Why Blockchain Is a Board-Level Concern
Mr. Levine suggests the following reasons:
- A director has a primary responsibility to the shareholders of the corporation to participate in strategic discussions in an engaged manner. For captive boards, you can easily substitute the term "policyholder/member" for shareholder. While captive insurers may not have shareholders in the sense of the word used here, a captive board member owes the same level of responsibility to the members doing business with the captive.
- A director should be knowledgeable enough to help develop a strategic road map for allocating capital to begin implementing a blockchain system. For most captives, capital is probably one of the most finite resources. Therefore, it's incumbent on the board of directors to ensure that dollars are allocated properly for the long-term benefit of the members. If you don't understand the concept and the technology, how can you then make a rational decision regarding the allocation of capital?

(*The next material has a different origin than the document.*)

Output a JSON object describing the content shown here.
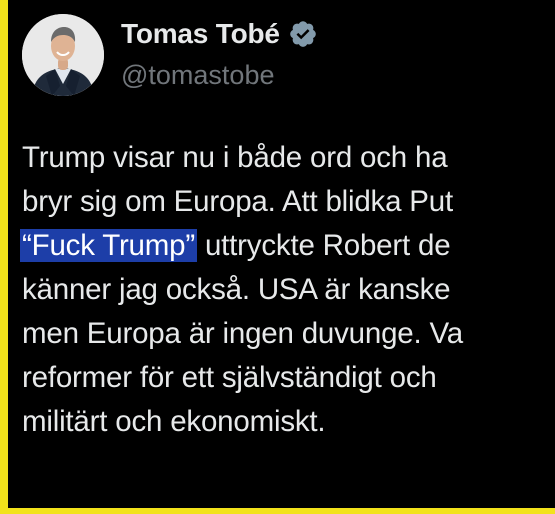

- A director needs to understand what digital skills and capabilities are necessary for the senior management team to possess in order to harness this new digital ledger system. A critical role for directors is in assessing the abilities of their internal leaders and/or external service providers. If you, as a director, don't have at least a rudimentary understanding of the concept, how can you expect to fulfill this fundamental task?
How Boards Can Effectively Initiate a Conversation on Blockchain
Mr. Levine states, "I'm a great believer in ongoing education for the full board." We concur completely with his comment and suggest that boards should spend more time on education and generative thinking than they currently do. Too many boards get bogged down in reviewing historical financial reports and concluded transactions. While captive insurer board members certainly have a fiduciary responsibility to understand the financial condition of the captive, this can be accomplished effectively without a lot of time. In doing so, this then allows more time in the agenda for the board to focus on its own education needs.
In terms of blockchain technology, boards should begin the conversation with the CEO or their outside captive manager. Ask them to prepare a presentation on blockchain. Doing so will allow the board the ability to gauge how well its CEO and/or captive manager understands the process. Like many technical things, the ability to communicate the essence of the concept in terms that nonpractitioners can grasp is key. If your CEO or captive manager suggests they would like to bring in an outside expert to talk with the board, by all means accept the offer. However, remember your responsibility outlined in item number 3 above. At some point, you’ll need to assess the digital skills of your own management team. If they are lacking, you should ask questions about how your CEO or captive manager is going about becoming educated.
The time for a conversation on blockchain within your captive's board is now. As the author of the NACD article says, "Blockchain could turn out to be the most disruptive technology since the Internet."